Os dias são curtos no inverno dos trópicos. Às 17h15, o céu plúmbeo já
lança sobras aos passeios permanentemente molhados pela garoa fininha. Quando o
relógio marca 17h30 já é cara de noite, e os pardais da praça já encontraram os
nichos mais adequados, empoleirados nos galhos das árvores que pontuam os
canteiros centrais da avenida. Nestes tempos molhados, de frio leve, ficamos
quase felinos, procurando um lugar quentinho para ficar. De preferência, em
casa.
Li “Uma casa na escuridão” em finais de maio, ainda em Portugal. O que
me atraiu para José Luis Peixoto foi a sua juventude: O menino é de 1974, e tem uma lista de publicações considerável. Os títulos também chamam atenção, o primeiro contato foi
através da leitura da orelha do livro “Cemitério de pianos”. Gostei do jeito complexo de traçar as palavras. Já no outro dia, consultei o
acervo da UA e encontrei na (maravilhosa) Biblioteca esse título. Diferente das
outras vezes, em que me debatia em busca do título nas imensas estantes, tive que solicitar a obra no depósito da instituição, que
rapidamente foi localizado, e em minutos, estava em minhas mãos. Tudo muito
eficiente, como sempre. Iniciei a leitura quase que imediatamente, tão logo
subi as escadinhas ao primeiro andar do nosso prédio, na Glória. E imensas
vezes tentei desistir da leitura. Em vão. José Luis Peixoto enfeitiça-nos com
sua narrativa densa, sem parágrafos, nem diálogos. Habilmente, descreve os
ambientes e as emoções das personagens, com uma exatidão que chega a doer.

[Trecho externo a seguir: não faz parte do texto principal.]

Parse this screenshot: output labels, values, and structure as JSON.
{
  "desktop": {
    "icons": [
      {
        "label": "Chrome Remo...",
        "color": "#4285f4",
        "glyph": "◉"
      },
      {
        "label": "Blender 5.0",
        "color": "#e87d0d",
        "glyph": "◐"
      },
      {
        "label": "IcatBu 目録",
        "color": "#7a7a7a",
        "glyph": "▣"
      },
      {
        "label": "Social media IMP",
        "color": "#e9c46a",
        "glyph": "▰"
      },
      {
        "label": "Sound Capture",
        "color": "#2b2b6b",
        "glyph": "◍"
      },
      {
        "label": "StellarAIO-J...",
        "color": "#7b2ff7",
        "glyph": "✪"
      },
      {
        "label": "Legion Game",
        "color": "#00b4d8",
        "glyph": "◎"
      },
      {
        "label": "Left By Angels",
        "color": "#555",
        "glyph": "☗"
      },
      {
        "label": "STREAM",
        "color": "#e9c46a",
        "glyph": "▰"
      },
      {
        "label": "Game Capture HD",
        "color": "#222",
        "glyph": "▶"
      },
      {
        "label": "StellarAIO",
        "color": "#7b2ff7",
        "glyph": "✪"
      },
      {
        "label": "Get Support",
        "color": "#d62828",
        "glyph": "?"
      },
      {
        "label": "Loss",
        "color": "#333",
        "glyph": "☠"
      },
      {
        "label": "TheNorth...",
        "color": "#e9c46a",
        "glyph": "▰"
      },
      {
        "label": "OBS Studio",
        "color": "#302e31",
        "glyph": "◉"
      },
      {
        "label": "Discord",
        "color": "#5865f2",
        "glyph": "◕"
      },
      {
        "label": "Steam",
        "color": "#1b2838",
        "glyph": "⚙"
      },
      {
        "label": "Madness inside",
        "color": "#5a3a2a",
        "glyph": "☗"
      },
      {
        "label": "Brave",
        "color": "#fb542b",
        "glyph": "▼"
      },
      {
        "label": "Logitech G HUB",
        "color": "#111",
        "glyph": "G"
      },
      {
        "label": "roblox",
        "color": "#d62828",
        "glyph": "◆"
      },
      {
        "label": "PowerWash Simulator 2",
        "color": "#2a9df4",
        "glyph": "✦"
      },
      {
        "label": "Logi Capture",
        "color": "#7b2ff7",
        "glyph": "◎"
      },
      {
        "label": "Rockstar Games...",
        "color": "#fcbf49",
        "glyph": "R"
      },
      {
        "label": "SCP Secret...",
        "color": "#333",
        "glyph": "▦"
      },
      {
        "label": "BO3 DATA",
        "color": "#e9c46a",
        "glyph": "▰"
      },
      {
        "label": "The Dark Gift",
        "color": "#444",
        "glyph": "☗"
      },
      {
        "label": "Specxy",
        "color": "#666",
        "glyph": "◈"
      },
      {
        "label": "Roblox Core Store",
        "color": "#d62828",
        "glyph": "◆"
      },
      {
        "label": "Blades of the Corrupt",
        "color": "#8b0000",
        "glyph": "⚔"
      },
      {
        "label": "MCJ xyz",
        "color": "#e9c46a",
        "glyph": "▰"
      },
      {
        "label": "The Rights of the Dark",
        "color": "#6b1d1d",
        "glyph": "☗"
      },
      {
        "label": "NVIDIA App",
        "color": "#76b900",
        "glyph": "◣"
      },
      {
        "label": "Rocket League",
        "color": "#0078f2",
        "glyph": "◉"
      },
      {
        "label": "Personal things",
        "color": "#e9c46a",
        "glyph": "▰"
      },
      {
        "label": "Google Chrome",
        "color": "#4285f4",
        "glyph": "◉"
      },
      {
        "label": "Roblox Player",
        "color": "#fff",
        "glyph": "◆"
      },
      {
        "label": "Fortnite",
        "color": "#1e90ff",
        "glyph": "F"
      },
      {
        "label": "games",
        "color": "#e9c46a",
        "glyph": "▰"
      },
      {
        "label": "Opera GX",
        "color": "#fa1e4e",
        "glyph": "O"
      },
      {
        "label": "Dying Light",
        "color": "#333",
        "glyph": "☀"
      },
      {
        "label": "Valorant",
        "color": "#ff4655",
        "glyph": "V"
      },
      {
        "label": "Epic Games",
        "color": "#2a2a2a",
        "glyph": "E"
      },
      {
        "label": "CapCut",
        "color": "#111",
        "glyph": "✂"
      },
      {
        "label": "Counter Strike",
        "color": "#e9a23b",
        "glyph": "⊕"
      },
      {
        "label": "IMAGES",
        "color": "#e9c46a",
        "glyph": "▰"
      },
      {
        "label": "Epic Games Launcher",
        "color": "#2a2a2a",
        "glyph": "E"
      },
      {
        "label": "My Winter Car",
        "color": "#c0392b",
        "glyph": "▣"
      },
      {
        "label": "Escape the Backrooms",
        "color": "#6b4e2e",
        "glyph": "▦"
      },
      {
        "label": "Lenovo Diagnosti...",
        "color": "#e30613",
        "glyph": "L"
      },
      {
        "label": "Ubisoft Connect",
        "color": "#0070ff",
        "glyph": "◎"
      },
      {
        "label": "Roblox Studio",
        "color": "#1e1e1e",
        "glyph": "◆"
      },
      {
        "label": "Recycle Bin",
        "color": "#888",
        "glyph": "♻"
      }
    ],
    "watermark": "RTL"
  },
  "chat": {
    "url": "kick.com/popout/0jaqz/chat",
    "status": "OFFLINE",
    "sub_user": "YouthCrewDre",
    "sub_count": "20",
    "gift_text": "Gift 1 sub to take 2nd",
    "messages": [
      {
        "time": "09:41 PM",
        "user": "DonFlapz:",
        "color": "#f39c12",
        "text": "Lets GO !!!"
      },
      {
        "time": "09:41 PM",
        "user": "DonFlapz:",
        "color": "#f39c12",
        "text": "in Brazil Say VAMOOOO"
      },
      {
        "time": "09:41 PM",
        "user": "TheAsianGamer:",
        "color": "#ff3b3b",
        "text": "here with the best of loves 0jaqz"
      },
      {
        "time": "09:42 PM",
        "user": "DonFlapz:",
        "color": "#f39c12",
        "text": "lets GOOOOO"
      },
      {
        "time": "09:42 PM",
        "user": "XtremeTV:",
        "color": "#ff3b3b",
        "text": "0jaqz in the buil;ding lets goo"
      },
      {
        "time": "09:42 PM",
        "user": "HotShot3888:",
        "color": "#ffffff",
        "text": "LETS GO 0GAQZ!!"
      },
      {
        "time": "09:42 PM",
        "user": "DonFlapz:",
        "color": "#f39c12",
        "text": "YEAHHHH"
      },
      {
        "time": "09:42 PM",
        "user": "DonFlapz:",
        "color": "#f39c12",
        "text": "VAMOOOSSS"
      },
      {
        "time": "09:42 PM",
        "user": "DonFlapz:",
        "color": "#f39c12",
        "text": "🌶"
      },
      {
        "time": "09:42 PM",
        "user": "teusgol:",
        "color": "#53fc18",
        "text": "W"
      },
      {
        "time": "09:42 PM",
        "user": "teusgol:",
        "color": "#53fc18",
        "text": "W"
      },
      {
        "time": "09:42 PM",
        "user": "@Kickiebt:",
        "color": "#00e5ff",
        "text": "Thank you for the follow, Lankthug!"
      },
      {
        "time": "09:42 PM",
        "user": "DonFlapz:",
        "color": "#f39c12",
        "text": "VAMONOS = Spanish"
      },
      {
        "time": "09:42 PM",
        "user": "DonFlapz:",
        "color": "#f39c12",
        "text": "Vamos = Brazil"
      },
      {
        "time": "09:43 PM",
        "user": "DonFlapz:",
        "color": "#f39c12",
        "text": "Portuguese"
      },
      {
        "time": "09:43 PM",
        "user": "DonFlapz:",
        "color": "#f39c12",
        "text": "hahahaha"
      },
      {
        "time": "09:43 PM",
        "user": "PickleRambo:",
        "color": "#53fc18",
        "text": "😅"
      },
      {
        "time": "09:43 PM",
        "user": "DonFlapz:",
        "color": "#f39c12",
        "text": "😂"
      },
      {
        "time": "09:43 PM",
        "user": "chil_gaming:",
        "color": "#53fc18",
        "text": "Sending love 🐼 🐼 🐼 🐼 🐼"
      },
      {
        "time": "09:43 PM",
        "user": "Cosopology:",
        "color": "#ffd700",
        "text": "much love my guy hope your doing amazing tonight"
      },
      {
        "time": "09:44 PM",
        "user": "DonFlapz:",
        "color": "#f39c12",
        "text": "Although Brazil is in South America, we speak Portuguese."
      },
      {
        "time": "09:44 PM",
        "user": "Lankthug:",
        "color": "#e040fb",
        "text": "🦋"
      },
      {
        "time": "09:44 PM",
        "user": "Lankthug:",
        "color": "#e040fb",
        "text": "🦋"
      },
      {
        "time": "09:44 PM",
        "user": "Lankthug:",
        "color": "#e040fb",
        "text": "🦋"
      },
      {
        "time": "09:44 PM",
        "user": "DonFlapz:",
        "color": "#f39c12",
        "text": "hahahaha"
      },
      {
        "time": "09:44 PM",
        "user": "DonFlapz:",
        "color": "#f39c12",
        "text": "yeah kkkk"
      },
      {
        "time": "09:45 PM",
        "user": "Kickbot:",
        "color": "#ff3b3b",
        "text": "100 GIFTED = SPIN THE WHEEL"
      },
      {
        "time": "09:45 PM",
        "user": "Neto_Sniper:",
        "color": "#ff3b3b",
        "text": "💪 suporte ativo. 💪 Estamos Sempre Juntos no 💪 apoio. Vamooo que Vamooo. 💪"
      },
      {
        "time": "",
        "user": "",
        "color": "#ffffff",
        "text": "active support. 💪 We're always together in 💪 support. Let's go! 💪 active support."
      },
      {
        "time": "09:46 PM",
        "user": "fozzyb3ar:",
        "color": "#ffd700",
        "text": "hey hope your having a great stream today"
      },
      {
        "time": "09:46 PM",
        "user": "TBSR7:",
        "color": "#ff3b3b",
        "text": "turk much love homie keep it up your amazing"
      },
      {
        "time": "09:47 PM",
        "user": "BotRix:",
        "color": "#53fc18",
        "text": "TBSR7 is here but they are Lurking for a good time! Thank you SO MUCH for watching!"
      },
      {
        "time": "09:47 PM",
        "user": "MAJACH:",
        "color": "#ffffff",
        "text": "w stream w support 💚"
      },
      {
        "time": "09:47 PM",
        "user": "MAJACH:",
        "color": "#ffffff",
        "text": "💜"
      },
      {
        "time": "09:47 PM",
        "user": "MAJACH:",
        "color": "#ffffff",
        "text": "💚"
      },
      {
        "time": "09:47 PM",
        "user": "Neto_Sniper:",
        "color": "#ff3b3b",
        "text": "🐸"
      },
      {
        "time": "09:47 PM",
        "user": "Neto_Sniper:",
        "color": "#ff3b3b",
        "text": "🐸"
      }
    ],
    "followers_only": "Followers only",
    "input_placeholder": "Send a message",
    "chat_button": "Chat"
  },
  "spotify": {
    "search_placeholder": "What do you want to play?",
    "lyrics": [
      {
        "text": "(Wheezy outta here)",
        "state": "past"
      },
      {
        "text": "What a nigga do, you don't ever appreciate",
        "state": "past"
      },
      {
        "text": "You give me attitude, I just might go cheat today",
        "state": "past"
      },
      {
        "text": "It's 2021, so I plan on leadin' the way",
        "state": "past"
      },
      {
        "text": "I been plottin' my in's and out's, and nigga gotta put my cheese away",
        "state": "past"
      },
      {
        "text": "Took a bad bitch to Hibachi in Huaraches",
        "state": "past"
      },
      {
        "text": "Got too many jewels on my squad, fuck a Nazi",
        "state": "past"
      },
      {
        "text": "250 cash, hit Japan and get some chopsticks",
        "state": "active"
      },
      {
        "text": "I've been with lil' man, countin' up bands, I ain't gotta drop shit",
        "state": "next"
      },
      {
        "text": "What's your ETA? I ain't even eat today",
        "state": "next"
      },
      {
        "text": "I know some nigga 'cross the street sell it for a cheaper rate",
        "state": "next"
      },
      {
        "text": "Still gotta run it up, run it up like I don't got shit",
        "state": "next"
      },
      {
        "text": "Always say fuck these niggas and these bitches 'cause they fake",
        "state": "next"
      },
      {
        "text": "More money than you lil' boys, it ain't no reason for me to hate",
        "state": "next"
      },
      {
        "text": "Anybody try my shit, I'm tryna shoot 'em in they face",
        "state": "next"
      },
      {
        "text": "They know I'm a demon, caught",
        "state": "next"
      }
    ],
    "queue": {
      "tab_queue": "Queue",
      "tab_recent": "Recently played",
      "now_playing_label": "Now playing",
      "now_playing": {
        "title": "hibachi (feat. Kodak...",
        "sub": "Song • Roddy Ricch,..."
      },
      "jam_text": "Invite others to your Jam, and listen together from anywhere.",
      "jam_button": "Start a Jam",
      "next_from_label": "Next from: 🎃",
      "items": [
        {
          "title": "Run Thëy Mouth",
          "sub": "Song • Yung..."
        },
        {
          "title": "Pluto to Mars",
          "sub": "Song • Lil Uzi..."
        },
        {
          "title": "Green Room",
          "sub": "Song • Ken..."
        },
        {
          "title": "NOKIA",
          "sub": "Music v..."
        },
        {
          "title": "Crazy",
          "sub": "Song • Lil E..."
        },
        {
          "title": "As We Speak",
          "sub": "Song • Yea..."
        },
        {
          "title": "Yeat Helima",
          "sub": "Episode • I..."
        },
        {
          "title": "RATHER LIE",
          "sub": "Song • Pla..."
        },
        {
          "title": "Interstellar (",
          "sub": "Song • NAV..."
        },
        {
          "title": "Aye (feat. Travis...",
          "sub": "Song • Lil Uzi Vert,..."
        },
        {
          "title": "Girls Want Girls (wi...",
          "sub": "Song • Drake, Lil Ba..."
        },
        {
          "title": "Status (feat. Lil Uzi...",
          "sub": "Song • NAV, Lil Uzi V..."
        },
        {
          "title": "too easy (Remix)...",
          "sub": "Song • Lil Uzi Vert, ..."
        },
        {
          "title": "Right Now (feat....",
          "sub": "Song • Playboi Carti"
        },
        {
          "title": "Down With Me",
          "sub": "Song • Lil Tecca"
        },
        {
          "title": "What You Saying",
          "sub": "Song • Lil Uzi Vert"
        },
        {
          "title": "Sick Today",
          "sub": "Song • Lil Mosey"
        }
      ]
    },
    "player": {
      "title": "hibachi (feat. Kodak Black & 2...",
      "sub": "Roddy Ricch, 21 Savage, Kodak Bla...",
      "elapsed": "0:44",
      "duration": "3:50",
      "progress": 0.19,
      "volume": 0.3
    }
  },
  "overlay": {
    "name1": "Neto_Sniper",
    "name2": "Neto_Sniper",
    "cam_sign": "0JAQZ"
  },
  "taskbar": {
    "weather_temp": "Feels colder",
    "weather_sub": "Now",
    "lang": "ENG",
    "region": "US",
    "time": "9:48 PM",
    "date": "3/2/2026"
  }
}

É um livro sobre a perda. E o que é que se pode perder nesta vida?
Aos olhos da criança, a dor materna consequente à traição do pai com a
escrava era um mistério de ruídos de homem e mulher, disfarçado à custo pela
mãe. A rejeição expõe a perda da dignidade, que estreitou ainda mais
os laços entre mãe e filho, assim descrito:
“Minha mãe e
eu sentíamos exactamente a mesma coisa quando nos olhávamos a ser mãe e filho.
E eu, como se descobrisse senti toda a força infinita do amor que nunca muda,
do amor que permanece igual depois de anos e anos.” (p. 84)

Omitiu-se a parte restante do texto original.